Tüketici Konfederasyonu tarafından yapılan yazılı açıklamada, “Tüketici Konfederasyonu tarafından Danıştay’a EPDK hakkında; kurulun 31 Aralık 2021 tarih ve 10708 sayılı kararı ile karara Ek-1, Ek-2, Ek-3’de yer alan fiyat tarife tablolarının onaylanmasına ilişkin kararın yürütmesinin durdurularak iptaline ilişkin olarak dava açılmıştır” denildi.1 Ocak 2022’den itibaren geçerli olmak üzere yapılan fiyat artışlarının ‘Cumhuriyet tarihinin en yüksek oranlı zammının’ yapıldığına dikkat çekilen açıklamada, söz konusu karar ile sosyal devlet anlayışından vazgeçildiğine ve en temel tüketici hakkı olan ‘enerjinin adil ve herkese ucuz ve imkânına göre ulaştırılması’ hususunun göz önüne alınmadığı ifade edildi.
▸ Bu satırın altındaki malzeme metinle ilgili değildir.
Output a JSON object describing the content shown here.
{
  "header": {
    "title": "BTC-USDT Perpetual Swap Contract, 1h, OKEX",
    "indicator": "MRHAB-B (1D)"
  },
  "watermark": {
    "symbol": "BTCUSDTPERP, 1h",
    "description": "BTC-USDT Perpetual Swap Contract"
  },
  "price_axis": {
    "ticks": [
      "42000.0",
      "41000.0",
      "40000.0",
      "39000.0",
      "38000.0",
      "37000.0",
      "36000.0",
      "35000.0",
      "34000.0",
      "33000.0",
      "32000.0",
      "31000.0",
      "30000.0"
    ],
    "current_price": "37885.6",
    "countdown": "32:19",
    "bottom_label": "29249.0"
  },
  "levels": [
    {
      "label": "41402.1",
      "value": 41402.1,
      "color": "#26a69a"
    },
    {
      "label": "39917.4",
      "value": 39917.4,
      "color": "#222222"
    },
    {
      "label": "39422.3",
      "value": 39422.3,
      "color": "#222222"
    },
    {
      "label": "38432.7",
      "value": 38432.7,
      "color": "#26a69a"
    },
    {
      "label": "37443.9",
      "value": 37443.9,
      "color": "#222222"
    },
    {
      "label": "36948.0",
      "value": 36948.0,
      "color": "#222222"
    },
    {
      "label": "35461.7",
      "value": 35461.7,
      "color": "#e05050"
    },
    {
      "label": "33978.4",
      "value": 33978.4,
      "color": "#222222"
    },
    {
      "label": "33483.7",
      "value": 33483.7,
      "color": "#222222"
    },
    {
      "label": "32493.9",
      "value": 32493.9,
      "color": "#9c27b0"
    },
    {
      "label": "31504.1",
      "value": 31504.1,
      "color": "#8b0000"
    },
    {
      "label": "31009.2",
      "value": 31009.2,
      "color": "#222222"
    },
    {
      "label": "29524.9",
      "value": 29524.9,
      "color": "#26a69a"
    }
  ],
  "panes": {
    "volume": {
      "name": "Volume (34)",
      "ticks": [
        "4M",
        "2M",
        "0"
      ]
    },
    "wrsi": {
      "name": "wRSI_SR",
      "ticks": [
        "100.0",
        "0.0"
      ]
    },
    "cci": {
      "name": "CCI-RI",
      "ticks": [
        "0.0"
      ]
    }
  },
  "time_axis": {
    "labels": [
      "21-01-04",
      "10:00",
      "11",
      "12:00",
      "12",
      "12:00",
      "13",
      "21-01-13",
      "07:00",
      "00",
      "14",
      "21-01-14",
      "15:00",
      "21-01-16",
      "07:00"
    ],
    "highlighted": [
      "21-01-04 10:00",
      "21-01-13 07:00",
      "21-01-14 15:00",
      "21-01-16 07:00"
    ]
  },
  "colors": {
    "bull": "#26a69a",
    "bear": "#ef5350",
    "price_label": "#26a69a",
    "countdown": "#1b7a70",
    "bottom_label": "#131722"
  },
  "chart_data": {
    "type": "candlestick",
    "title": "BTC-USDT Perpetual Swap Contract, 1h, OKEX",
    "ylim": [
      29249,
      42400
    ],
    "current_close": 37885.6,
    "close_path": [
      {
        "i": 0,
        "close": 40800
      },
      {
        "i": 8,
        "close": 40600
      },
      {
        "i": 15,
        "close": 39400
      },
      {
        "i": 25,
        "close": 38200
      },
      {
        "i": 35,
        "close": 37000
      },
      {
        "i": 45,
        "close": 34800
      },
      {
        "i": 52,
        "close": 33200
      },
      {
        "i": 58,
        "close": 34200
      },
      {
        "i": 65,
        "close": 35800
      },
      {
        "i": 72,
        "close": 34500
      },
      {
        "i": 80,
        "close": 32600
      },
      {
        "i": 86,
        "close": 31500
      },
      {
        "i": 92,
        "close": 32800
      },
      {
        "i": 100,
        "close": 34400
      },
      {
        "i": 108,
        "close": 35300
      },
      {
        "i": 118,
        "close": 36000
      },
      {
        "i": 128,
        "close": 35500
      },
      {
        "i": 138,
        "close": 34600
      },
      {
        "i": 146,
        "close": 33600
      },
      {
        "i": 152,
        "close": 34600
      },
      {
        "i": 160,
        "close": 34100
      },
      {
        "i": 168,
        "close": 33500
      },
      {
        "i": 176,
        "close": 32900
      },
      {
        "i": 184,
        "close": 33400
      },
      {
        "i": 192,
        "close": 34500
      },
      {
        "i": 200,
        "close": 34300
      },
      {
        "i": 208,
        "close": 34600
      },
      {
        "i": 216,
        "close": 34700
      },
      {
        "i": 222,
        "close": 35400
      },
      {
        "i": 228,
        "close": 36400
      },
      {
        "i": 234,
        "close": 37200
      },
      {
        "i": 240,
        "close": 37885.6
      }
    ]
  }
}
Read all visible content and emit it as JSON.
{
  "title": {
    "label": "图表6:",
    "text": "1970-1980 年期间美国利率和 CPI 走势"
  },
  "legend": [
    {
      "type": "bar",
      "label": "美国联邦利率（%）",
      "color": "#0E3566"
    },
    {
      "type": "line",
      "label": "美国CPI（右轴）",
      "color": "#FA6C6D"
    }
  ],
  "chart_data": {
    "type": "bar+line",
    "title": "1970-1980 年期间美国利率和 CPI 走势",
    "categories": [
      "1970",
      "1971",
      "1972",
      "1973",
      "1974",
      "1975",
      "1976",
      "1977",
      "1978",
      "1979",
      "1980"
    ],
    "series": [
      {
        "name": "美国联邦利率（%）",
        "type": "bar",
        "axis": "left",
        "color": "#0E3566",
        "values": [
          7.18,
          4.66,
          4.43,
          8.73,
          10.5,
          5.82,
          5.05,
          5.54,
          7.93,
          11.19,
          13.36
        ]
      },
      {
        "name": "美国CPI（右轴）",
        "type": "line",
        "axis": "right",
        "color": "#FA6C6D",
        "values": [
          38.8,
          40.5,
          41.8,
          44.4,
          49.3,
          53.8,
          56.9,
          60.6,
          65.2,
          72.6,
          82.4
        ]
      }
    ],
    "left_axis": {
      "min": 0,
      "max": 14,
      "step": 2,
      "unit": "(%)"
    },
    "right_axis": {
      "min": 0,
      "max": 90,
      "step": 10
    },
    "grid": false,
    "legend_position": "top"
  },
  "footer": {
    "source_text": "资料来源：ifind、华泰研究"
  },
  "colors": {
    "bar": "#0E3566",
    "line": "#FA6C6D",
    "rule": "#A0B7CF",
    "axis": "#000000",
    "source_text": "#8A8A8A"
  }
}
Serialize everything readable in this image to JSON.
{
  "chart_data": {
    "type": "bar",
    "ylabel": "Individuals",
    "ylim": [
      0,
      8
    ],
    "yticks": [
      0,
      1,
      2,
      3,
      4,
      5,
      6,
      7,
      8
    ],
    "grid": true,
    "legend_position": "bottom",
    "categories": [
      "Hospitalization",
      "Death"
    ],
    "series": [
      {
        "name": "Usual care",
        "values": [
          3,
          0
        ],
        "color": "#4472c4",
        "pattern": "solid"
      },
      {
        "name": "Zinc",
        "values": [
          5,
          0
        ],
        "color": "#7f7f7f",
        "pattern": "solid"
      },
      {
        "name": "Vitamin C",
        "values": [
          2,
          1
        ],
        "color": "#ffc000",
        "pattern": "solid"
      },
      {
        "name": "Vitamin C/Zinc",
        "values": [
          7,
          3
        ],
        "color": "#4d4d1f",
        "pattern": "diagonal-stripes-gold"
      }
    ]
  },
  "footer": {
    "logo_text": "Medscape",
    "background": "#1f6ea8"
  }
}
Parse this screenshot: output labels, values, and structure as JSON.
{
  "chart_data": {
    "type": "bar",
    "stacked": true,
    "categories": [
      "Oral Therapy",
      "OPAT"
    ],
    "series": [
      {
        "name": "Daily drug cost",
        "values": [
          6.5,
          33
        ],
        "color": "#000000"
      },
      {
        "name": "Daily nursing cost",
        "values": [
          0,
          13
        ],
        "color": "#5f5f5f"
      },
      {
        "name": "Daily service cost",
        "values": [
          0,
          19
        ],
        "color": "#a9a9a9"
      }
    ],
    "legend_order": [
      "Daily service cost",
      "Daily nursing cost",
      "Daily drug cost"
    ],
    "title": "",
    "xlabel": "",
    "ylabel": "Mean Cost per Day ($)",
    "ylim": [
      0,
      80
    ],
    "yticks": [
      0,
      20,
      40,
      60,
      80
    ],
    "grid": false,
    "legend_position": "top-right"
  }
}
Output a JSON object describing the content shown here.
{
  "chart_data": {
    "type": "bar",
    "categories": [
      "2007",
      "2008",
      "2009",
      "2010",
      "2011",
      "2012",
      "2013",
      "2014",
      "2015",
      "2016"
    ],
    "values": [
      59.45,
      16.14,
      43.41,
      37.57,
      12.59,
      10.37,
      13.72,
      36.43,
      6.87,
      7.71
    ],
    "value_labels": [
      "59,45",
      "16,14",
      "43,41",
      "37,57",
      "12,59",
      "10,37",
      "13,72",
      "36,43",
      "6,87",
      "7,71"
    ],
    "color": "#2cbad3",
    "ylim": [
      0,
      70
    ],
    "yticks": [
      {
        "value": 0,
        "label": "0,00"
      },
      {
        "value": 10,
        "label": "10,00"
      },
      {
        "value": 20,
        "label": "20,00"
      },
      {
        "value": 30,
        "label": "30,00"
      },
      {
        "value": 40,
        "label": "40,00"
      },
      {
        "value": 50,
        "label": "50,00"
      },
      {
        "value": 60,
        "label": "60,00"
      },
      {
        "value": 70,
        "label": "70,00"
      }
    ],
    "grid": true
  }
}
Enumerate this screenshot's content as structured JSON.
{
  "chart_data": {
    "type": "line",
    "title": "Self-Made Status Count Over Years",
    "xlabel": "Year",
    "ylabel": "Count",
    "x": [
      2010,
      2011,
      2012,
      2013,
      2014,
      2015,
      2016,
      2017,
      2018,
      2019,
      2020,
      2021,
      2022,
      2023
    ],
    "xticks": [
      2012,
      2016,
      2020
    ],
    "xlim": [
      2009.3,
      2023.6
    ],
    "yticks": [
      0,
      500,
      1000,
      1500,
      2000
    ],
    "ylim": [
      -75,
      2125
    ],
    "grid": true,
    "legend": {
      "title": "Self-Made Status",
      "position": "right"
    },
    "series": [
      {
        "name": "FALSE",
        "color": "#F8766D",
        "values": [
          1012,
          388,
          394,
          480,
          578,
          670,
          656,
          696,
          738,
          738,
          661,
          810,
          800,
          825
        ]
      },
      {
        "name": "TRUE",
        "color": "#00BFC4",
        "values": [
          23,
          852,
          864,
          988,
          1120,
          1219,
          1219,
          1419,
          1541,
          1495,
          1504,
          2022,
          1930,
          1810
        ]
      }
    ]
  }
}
Bunların haricinde zamların iptali için yargıya başvurulmasının diğer nedenleri olarak şunlar sıralandı:
• Hanedeki kişilerin gelir durumu, meskenin gayrimenkul rayiç değeri gibi unsurlar dikkate alınmaması,
• Günlük 5 Kw’lık ayrım çok düşük olup temel ihtiyaç kalemlerinin harcandığı elektriğin çok altında olması,
• Yaşamı 24 saat boyunca elektrikli makineye bağlı olanlar da bu tarifede dikkate alınmaması,
• Kararda “mesken alçak gerilim tek zamanlı” dediğine göre 3 zamanlı okumalarda, anayasanın eşitlik ilkesi ihlali söz konusu olması, dar gelirlilerin ikamet ettiği meskenlerdeki kişi sayısı, meskenin rayiç bedeli, hanenin gelir durumu gibi kriterler dikkate alınmaması,
• Düzenlemenin bu haliyle düşük gelir gruplarına fayda sağlamaktan uzak olması gibi nedenlerle EPDK kararının yürütmesinin durdurulması ve iptali için yargı yoluna başvurulmuştur.
CHP DE YARGIYA BAŞVURMUŞTU
Öte yandan, CHP Genel Başkan Yardımcısı Ahmet Akın da, EPDK’nın elektrik zam kararının yürütmesinin durdurulması talebiyle Danıştay’a başvurduklarını söylemişti.
Akın, “Cumhuriyet tarihinin en büyük zammına dönüşen EPDK kararının iptal edilmesi ve yürütmesinin hemen durdurulması talebi ile Danıştay’da dava açtık. Yeni yılın ilk gününde bütün vatandaşlarımızı mağdur eden, hayat pahalılığı karşısında yalnız bırakan, elektriğe yapılan hukuksuz zamlara Türk yargısının hukuksal zeminde izin vermeyeceğine inanıyorum” demişti.